Azure / automl-codegen-preview

AutoML code generation
MIT License
11 stars 5 forks source link

Can we get rid of the "problem info" as a parameter / hyper-parameter for the algorithm? #4

Open CESARDELATORRE opened 3 years ago

CESARDELATORRE commented 3 years ago

@wchill, If possible, we should not have this code as part of the algorithm hyper-params:

        problem_info=ProblemInfo(
            gpu_training_param_dict={'processing_unit_type': 'cpu'}
        ),
    algorithm = XGBoostClassifier(
        random_state=0,
        n_jobs=-1,
        problem_info=ProblemInfo(
            gpu_training_param_dict={'processing_unit_type': 'cpu'}
        ),
        booster='gbtree',
        colsample_bytree=0.8,
        eta=0.001,
        gamma=0,
        max_depth=9,
        max_leaves=255,
        n_estimators=10,
        objective='reg:logistic',
        reg_alpha=1.9791666666666667,
        reg_lambda=1.7708333333333335,
        subsample=0.7,
        tree_method='auto'
    )

The compute (CPU vs.
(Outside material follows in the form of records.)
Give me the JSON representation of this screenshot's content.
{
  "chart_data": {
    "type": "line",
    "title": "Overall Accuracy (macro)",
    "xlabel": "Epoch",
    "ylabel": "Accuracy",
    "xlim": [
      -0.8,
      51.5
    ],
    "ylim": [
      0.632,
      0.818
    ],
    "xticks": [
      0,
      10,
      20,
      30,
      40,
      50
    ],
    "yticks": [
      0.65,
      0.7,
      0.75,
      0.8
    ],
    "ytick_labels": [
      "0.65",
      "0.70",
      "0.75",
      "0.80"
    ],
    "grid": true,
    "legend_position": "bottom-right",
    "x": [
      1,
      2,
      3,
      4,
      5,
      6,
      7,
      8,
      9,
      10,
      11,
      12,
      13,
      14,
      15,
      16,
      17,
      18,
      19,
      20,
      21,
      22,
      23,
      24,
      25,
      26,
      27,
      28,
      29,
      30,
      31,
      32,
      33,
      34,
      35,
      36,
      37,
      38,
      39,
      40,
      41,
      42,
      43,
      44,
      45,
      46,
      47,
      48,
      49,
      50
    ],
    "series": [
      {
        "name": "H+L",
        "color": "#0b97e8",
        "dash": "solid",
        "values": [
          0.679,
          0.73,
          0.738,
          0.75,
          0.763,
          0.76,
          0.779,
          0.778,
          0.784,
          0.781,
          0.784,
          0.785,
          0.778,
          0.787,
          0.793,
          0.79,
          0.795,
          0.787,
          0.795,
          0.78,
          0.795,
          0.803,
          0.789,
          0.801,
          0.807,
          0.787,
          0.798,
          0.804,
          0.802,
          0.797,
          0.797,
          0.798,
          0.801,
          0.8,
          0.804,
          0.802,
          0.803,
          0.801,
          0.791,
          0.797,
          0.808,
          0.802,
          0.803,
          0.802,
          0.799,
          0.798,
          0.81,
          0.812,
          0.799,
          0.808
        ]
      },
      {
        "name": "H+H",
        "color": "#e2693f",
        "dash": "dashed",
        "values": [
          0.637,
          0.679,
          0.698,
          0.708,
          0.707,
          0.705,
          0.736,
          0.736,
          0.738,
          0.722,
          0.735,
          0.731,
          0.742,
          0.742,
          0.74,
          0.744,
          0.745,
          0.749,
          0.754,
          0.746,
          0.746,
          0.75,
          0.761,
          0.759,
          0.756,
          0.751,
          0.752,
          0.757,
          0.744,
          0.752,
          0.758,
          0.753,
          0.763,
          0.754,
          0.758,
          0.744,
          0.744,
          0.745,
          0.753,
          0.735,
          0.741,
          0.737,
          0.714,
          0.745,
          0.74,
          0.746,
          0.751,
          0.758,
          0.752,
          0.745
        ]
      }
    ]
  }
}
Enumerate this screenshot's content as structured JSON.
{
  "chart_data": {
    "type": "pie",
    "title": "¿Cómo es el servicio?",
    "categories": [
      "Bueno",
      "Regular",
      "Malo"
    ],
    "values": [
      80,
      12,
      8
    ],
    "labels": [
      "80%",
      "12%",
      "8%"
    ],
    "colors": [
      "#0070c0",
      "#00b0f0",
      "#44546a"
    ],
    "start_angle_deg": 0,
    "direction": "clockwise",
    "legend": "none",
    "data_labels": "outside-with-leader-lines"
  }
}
GPU) should be a decision to be taken at the notebook/AML SDK level, not at this level, I believe, unless this parameter is really a hyper-parameter in this case for the XGBoostClassifier algorithm, but I don't think so...

wchill commented 3 years ago

It's not technically a hyper-parameter for XGBoost itself, but it is needed so we can tell XGBoost to use the GPU-optimized tree method.

Removal of the ProblemInfo itself is being tracked internally.